From May 2006, Isekeshev served as deputy chairman of the board of Qazyna Sustainable Development Fund JSC. From 2007 to 2008, he was the marketing director of Financial Projects LLP Credit Swiss Kazakhstan.

In February 2008, he was appointed as the assistant to the President of Kazakhstan and served that position until becoming the Minister of Industry and Trade on 21 May 2009. On 12 March 2010, Isekeshev was appointed as the Deputy Prime Minister of Kazakhstan and Minister of Industry and New Technologies in Mäsimov's cabinet. He was reappointed after the Ministry was reorganized on 6 August 2014 as Minister of Investment and Development.

On 21 June 2016, Isekeshev became the mayor of Astana. Under his leadership, Isekeshev earned nickname by the residents of Astana as "most people's mayor" due to his feedback on social networks, in particular on Facebook. Isekeshev was seen replying to residents on the social media at 2am. Due to the large number of requests to the mayor, a joke "tag Isekeshev" even appeared in the Kazakhstan's social media. Isekeshev also warned residents and guests of the city on his pages about the upcoming precipitation and cheered up Astana residents with news about good weather.

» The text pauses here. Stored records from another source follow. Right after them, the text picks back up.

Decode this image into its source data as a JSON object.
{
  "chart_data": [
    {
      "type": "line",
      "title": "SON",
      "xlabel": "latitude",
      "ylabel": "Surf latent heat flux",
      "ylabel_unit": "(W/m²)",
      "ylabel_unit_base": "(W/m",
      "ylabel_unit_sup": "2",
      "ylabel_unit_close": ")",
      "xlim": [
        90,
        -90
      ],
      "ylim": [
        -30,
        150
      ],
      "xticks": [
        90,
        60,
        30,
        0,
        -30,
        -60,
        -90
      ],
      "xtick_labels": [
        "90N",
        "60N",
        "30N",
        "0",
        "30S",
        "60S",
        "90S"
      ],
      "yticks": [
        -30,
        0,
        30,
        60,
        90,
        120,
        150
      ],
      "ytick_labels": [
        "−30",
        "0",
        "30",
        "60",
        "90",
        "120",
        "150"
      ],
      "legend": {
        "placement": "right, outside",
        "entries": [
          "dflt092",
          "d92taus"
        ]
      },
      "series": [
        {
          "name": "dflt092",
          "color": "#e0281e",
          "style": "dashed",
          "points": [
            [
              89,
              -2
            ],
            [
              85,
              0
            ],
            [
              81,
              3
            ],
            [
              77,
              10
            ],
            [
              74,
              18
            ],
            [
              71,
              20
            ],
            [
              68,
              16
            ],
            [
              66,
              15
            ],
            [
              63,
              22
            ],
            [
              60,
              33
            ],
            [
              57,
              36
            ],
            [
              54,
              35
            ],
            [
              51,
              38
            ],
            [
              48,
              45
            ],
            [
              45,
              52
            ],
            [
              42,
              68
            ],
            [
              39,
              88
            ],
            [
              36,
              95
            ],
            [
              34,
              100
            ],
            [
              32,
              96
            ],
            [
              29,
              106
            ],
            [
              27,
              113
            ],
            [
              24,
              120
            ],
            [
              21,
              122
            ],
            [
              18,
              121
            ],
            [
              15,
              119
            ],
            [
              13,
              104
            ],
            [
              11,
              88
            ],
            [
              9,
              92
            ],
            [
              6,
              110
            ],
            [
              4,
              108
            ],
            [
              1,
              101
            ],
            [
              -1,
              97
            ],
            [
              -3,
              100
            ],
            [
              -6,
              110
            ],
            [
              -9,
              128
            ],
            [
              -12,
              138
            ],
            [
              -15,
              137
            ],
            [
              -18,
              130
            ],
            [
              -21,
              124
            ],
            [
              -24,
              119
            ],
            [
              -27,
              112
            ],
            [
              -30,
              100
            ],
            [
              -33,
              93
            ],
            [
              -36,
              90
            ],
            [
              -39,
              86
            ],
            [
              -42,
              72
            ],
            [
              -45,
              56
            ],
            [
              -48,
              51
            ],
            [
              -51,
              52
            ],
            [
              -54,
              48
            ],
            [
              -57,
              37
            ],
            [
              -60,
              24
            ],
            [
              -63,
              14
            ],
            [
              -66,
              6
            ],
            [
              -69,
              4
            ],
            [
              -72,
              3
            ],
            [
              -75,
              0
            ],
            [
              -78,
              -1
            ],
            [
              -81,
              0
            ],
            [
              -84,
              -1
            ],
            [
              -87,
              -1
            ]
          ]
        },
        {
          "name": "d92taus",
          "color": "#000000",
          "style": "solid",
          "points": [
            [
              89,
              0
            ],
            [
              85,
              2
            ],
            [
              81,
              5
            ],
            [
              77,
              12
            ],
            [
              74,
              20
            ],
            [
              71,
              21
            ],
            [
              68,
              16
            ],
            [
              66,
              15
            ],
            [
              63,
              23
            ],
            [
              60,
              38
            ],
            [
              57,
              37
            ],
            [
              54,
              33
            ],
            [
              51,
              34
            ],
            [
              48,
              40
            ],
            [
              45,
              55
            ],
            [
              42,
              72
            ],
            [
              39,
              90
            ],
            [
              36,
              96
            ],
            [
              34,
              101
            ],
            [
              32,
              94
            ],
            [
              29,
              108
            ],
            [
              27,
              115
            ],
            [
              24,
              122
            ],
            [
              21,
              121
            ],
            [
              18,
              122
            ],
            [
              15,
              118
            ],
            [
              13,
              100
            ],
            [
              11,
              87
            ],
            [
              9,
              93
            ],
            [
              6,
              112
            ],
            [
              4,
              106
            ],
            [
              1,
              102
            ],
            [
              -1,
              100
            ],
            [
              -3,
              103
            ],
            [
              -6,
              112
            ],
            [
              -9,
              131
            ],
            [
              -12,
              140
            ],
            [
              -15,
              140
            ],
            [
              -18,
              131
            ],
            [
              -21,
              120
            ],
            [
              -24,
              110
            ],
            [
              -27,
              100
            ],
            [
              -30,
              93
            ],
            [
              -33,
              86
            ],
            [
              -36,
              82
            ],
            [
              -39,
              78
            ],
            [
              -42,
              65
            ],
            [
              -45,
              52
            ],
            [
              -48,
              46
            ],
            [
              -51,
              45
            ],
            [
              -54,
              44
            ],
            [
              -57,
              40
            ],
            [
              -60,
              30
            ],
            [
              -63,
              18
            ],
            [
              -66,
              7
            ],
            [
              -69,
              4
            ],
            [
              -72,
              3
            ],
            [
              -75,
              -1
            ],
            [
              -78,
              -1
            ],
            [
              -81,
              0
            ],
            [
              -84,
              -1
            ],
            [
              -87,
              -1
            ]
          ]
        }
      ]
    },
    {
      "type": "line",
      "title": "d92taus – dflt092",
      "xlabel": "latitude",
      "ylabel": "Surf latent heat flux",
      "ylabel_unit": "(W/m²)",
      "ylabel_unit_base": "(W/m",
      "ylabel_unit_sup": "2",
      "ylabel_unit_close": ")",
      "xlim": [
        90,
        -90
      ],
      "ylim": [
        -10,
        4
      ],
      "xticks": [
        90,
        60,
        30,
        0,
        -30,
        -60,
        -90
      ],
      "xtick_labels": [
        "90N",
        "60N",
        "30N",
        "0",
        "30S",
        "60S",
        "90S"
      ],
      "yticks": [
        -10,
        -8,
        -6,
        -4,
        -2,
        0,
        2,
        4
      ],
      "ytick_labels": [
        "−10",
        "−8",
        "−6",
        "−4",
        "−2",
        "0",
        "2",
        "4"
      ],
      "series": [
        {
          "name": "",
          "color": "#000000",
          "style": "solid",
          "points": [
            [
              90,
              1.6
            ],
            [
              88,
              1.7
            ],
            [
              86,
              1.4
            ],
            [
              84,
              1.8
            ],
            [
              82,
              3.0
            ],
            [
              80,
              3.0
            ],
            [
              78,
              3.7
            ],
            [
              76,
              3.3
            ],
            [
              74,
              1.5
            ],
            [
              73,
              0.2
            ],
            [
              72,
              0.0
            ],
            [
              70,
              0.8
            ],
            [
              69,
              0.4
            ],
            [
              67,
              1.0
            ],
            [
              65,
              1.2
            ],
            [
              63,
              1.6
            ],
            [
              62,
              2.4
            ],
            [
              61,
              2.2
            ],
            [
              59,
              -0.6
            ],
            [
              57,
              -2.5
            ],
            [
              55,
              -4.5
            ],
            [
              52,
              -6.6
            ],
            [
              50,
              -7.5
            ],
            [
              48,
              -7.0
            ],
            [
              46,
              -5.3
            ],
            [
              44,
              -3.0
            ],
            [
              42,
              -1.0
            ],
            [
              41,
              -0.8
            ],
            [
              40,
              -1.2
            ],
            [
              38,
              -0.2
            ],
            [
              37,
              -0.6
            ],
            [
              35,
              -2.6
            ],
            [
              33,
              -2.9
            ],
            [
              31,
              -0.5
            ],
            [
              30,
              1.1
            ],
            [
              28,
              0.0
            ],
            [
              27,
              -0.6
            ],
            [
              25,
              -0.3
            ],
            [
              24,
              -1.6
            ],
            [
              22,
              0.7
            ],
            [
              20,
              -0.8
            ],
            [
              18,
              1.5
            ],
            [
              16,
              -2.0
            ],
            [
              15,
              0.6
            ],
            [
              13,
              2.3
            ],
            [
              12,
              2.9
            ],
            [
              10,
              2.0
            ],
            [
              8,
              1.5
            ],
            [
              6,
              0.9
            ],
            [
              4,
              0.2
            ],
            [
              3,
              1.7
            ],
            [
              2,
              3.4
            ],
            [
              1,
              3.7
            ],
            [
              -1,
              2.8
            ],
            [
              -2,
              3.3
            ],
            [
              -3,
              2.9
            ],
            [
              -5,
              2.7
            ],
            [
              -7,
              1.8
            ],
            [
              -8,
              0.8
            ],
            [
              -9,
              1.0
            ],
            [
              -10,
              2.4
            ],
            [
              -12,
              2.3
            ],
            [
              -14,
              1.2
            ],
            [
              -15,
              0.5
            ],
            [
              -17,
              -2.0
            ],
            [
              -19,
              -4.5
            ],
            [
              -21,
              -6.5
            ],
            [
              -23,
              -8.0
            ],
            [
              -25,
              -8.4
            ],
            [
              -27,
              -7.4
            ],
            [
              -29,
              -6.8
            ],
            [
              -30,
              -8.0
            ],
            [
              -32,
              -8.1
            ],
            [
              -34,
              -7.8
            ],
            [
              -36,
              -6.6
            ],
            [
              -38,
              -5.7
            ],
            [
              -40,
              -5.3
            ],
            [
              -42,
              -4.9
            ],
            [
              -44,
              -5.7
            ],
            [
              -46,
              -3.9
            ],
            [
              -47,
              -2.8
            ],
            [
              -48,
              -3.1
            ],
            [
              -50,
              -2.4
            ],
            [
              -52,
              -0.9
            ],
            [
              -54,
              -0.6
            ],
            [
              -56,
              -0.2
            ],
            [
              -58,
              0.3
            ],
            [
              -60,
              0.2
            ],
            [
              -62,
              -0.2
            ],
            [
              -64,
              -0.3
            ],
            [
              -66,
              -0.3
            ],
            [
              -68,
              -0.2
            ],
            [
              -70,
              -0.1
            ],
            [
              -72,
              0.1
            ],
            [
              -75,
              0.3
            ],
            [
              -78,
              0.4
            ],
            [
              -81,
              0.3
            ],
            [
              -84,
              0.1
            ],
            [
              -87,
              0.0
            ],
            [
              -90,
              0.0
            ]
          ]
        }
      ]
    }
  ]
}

From 10 September 2018 to 24 March 2019, Isekeshev was the head of the Presidential Administration of Kazakhstan, replacing the retired Ädilbek Zhaqsybekov. On 25 March 2019, he became the executive director of the Fund of the First President and then on 16 January 2020, Isekeshev was appointed as the secretary of the Security Council. Since 2024, he is the Chairman of the higher council of the Alliance of technological companies "Qaztech" since 2024.